Core Concepts
NMT models can effectively generate offensive PowerShell code for security applications from natural language descriptions, with fine-tuning and specialized training data providing significant performance improvements.
Abstract
This research study explores the use of Neural Machine Translation (NMT) models to automatically generate offensive PowerShell code from natural language descriptions. The key findings are:
Zero-shot learning experiments showed that existing NMT models have limited ability to generate valid PowerShell code, often defaulting to other programming languages like Python. Fine-tuning the models on a specialized dataset of offensive PowerShell code significantly improved their performance.
The impact of pre-training and fine-tuning varied across different NMT models. While pre-training generally improved the performance of CodeT5+ and CodeGPT, especially with a limited number of fine-tuning epochs, CodeGen did not consistently benefit from pre-training.
Static analysis of the generated code showed high syntax accuracy, indicating the models' strong capability to generate syntactically correct PowerShell code. However, a significant number of warnings were identified, suggesting potential issues or suboptimal coding practices.

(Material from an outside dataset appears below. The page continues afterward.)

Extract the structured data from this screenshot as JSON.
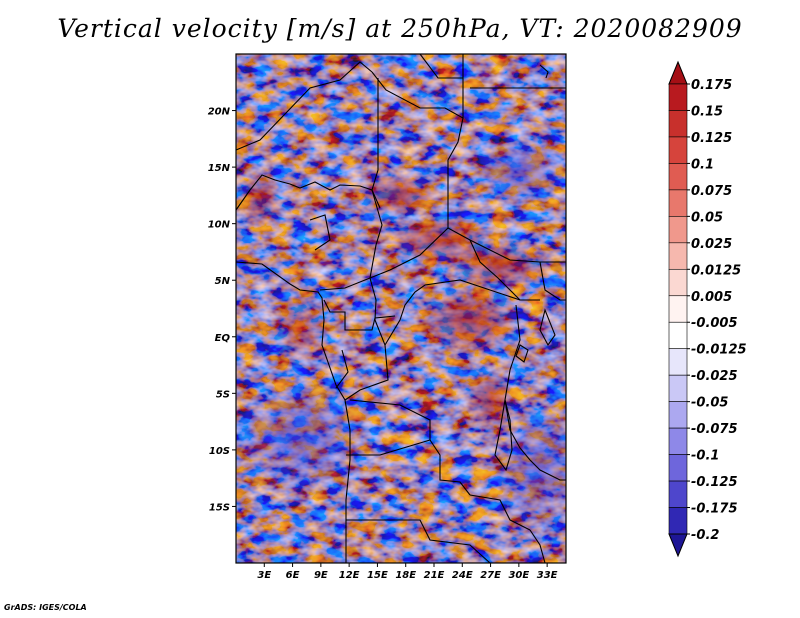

Execution analysis revealed that despite textual differences, the generated code closely aligned with the intended malicious activities in the ground truth, in terms of events occurring in the system (e.g., filesystem, network, registry).
The fine-tuned models outperformed the publicly available ChatGPT model across all evaluation metrics, demonstrating the advantage of specializing the models on the offensive PowerShell code generation task.
Stats
"Start-Process ${WebBrowserPassViewPath} ; Start-Sleep -Second 4 ; Stop-Process -Name "WebBrowserPassView""
"powershell.exe -ExecutionPolicy Bypass -Command " Invoke-Mimikatz ""
"Invoke-ATHCompiledHTMLHelp -InfoTechStorageHandler $ { infotech_storage_handler } -HHFilePath $ { hh_file_path } -CHMFilePath $ { chm_file_path }"
"$wininit = Get-Process wininit | Invoke-TokenManipulation -CreateProcess 'cmd.exe'"
Quotes
"NMT models can effectively generate offensive PowerShell code for security applications from natural language descriptions, with fine-tuning and specialized training data providing significant performance improvements."
"The fine-tuned models outperformed the publicly available ChatGPT model across all evaluation metrics, demonstrating the advantage of specializing the models on the offensive PowerShell code generation task."